Hypoxemia arises due to a combination of ventilation and perfusion mismatching, oxygen diffusing limitation and intrapulmonary shunting (102).
These intrapulmonary vascular abnormalities in advanced liver cirrhosis are attributed to an excess production of vasodilators that affect the lung vascular system via porto-systemic shunt, with nitric oxide as the most likely mediator; this is in accordance with the complete reversion of the syndrome when liver transplantation is successful in patients with end-stage liver disease and HPS (110).
This study was conducted to assess various diagnostic methods for detecting intrapulmonary vascular dilatations in Hepatopulmonary syndrome and their correlation with the stages of liver cirrhosis.
The study population composed of thirty adult patients with chronic liver disease and were divided into two groups:
• HPS Group: patients with HPS and chronic liver disease
• Non-HPS Group: patients without HPS but have chronic liver disease.
The two groups had been subjected to the following:
11. Full medical history and clinical examination.
12. Liver function tests
13. Lung spirometry
14. Complete blood count.
15. Abdominal ultrasonography.
16. Arterial blood gas analysis and calculation of alveolar-arterial oxygen gradient.

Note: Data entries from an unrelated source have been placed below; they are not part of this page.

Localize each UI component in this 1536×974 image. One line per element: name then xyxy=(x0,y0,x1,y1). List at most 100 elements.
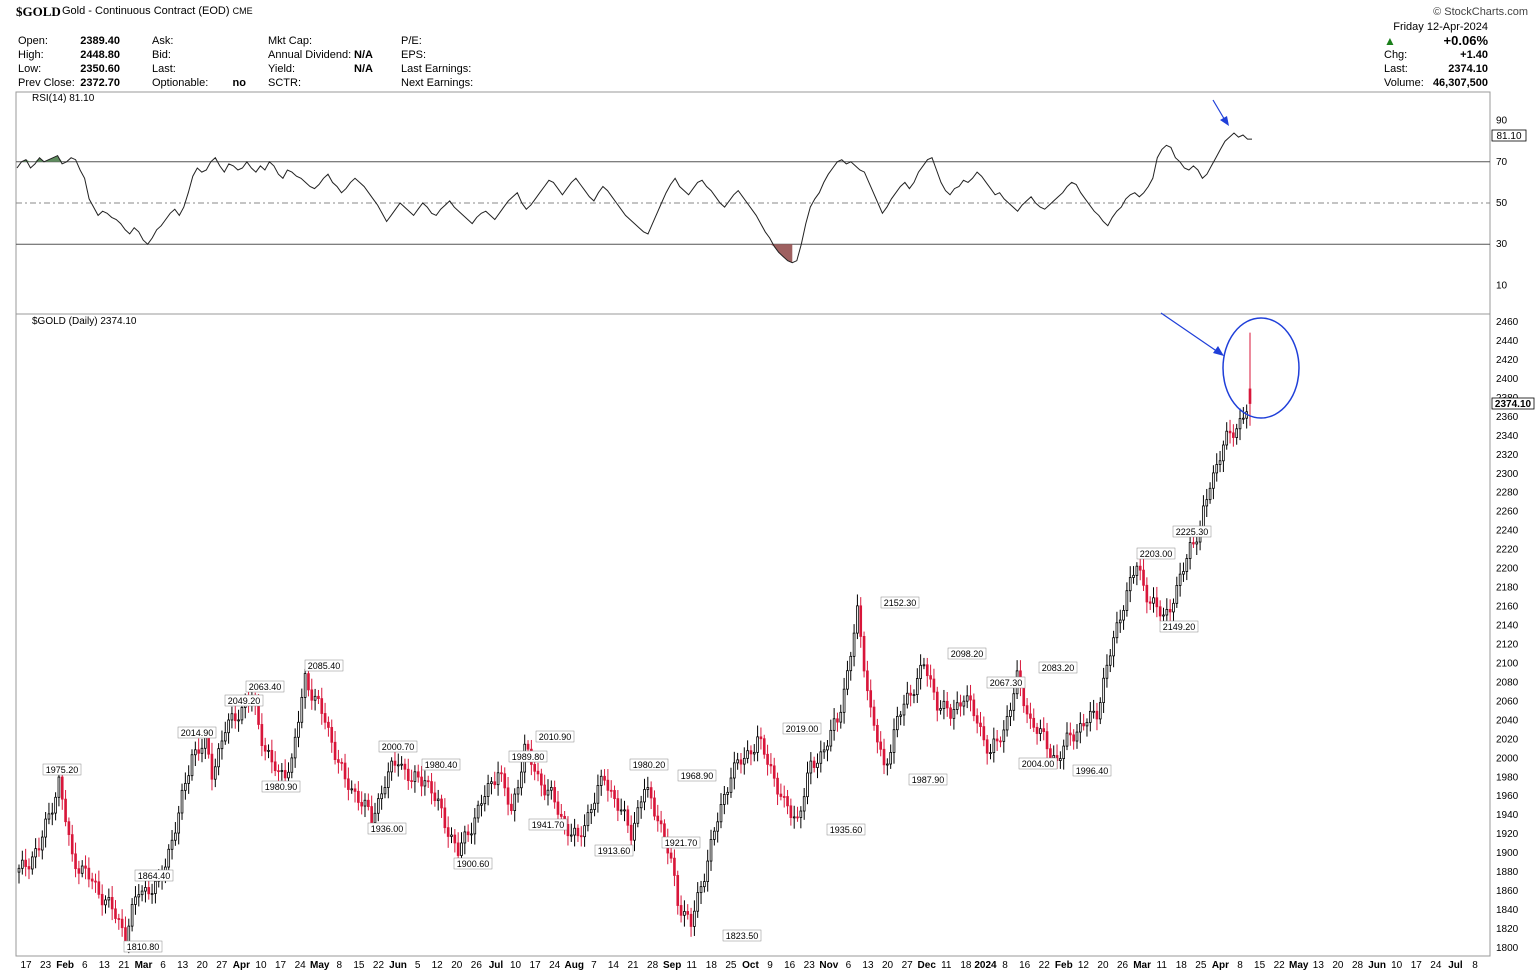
candle-body xyxy=(200,747,204,754)
candle-body xyxy=(789,805,793,818)
col4-row: Next Earnings: xyxy=(401,76,491,90)
candle-body xyxy=(50,812,54,815)
candle-body xyxy=(380,793,383,800)
candle-body xyxy=(576,827,580,837)
candle-body xyxy=(836,718,839,723)
candle-body xyxy=(117,918,121,920)
candle-body xyxy=(902,703,906,716)
candle-body xyxy=(603,775,606,781)
x-axis-label: Mar xyxy=(1133,960,1151,971)
candle-body xyxy=(809,760,813,774)
candle-body xyxy=(1118,619,1122,624)
candle-body xyxy=(1148,601,1152,604)
candle-body xyxy=(1005,716,1009,731)
price-tick-label: 2080 xyxy=(1496,677,1519,688)
col3-row: Mkt Cap: xyxy=(268,34,368,48)
candle-body xyxy=(636,807,640,824)
candle-body xyxy=(1188,542,1192,559)
col3-row: SCTR: xyxy=(268,76,368,90)
x-axis-label: 21 xyxy=(118,960,130,971)
candle-body xyxy=(194,749,197,756)
candle-body xyxy=(1145,584,1149,603)
candle-body xyxy=(486,783,490,797)
candle-body xyxy=(257,703,260,725)
candle-body xyxy=(965,695,969,702)
candle-body xyxy=(170,839,174,850)
candle-body xyxy=(772,765,776,779)
candle-body xyxy=(526,743,530,750)
candle-body xyxy=(167,848,171,868)
x-axis-label: 8 xyxy=(1472,960,1478,971)
candle-body xyxy=(307,673,310,691)
candle-body xyxy=(925,664,929,677)
price-tick-label: 2300 xyxy=(1496,469,1519,480)
price-annotation: 1900.60 xyxy=(457,859,490,869)
candle-body xyxy=(64,798,67,823)
price-annotation-box xyxy=(1136,547,1176,560)
candle-body xyxy=(297,721,300,738)
candle-body xyxy=(230,713,234,721)
candle-body xyxy=(659,820,663,825)
price-annotation: 2085.40 xyxy=(308,661,341,671)
price-annotation: 1987.90 xyxy=(912,775,945,785)
candle-body xyxy=(556,801,560,815)
candle-body xyxy=(1225,430,1229,446)
candle-body xyxy=(1082,723,1085,727)
candle-body xyxy=(94,880,97,883)
price-tick-label: 2320 xyxy=(1496,450,1519,461)
price-annotation-box xyxy=(304,659,344,672)
price-annotation: 1980.90 xyxy=(265,782,298,792)
price-tick-label: 2220 xyxy=(1496,545,1519,556)
candle-body xyxy=(606,779,610,791)
candle-body xyxy=(80,865,84,874)
col1-row: Low: 2350.60 xyxy=(18,62,120,76)
price-label: $GOLD (Daily) 2374.10 xyxy=(32,316,137,327)
candle-body xyxy=(1165,608,1169,616)
candle-body xyxy=(540,773,543,786)
price-tick-label: 2400 xyxy=(1496,374,1519,385)
volume-value: 46,307,500 xyxy=(1432,77,1488,89)
x-axis-label: 13 xyxy=(99,960,111,971)
candle-body xyxy=(579,835,583,838)
candle-body xyxy=(1248,388,1252,404)
annotation-circle xyxy=(1222,317,1300,419)
candle-body xyxy=(643,789,646,803)
price-annotation-box xyxy=(378,740,418,753)
candle-body xyxy=(752,751,756,755)
price-annotation-box xyxy=(947,647,987,660)
candle-body xyxy=(263,745,267,752)
price-annotation: 1996.40 xyxy=(1076,766,1109,776)
candle-body xyxy=(559,813,563,817)
candle-body xyxy=(317,695,320,700)
x-axis-label: 11 xyxy=(687,960,698,971)
col4-row: EPS: xyxy=(401,48,491,62)
candle-body xyxy=(536,770,540,775)
candle-body xyxy=(1095,710,1099,720)
quote-col-1: Open: 2389.40 High: 2448.80 Low: 2350.60 Prev … xyxy=(18,34,120,90)
x-axis-label: 28 xyxy=(647,960,659,971)
candle-body xyxy=(1185,558,1189,572)
price-tick-label: 2060 xyxy=(1496,696,1519,707)
candle-body xyxy=(962,700,966,707)
candle-body xyxy=(709,838,713,862)
price-tick-label: 2020 xyxy=(1496,734,1519,745)
candle-body xyxy=(1122,610,1125,621)
x-axis-label: 8 xyxy=(1002,960,1008,971)
candle-body xyxy=(280,770,284,772)
x-axis-label: 23 xyxy=(804,960,816,971)
candle-body xyxy=(1075,731,1079,742)
rsi-tick-label: 30 xyxy=(1496,239,1508,250)
quote-col-4: P/E: EPS: Last Earnings: Next Earnings: xyxy=(401,34,491,90)
candle-body xyxy=(446,827,450,837)
candle-body xyxy=(416,771,420,778)
candle-body xyxy=(1009,709,1012,717)
candle-body xyxy=(869,690,873,708)
last-value: 2374.10 xyxy=(1448,63,1488,75)
x-axis-label: 26 xyxy=(1117,960,1129,971)
candle-body xyxy=(969,695,972,701)
candle-body xyxy=(386,771,390,788)
price-annotation: 2063.40 xyxy=(249,682,282,692)
price-annotation-box xyxy=(661,836,701,849)
candle-body xyxy=(866,670,869,692)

17. Saline two-dimensional contrast enhanced echocardiography.
18. Technetium99m-Macroaggregated Albumin perfusion lung and total body scan.
19. Roentgenographic examination of the chest including plain chest radiography and thoracic high resolution computed tomography
The results obtained from this study revealed that the duration of chronic liver disease was significantly lower in HPS patients than in NON-HPS patients, dyspnoea was a highly significant sign for the diagnosis of HPS while clubbing and spider nevi were significant associative signs in HPS.
Hypoxemia and/or elevated oxygen gradient were highly significant more in patients with HPS than those without HPS. Since hypoxemia and elevated PA-aO2 are not pathognomic for HPS, contrast enhanced echocardiography (CEE) is necessary to discriminate between intrapulmonary or intracardiac right-to-left shunts. Contrast material–enhanced echocardiography is considered to be the standard in the diagnosis of HPS. This study demonstrated that 33% of the patients hospitalized for decompensated CLD had IPVD and HPS. Most of the patients had mild to moderate HPS, so there was a highly significant difference between CEE of the two groups.
While technetium99m labeled macroaggregated albumin total body scan specifically showed a highly significant difference between HPS patients and non-HPS patients.
Also chest x-ray and thoracic HRCT showed highly significant difference between HPS patients and non-HPS patients.
The study revealed a highly significant correlation between Child’s-Turcotte-Pugh score and MELD score and the presence of HPS among the studied cirrhotic patients.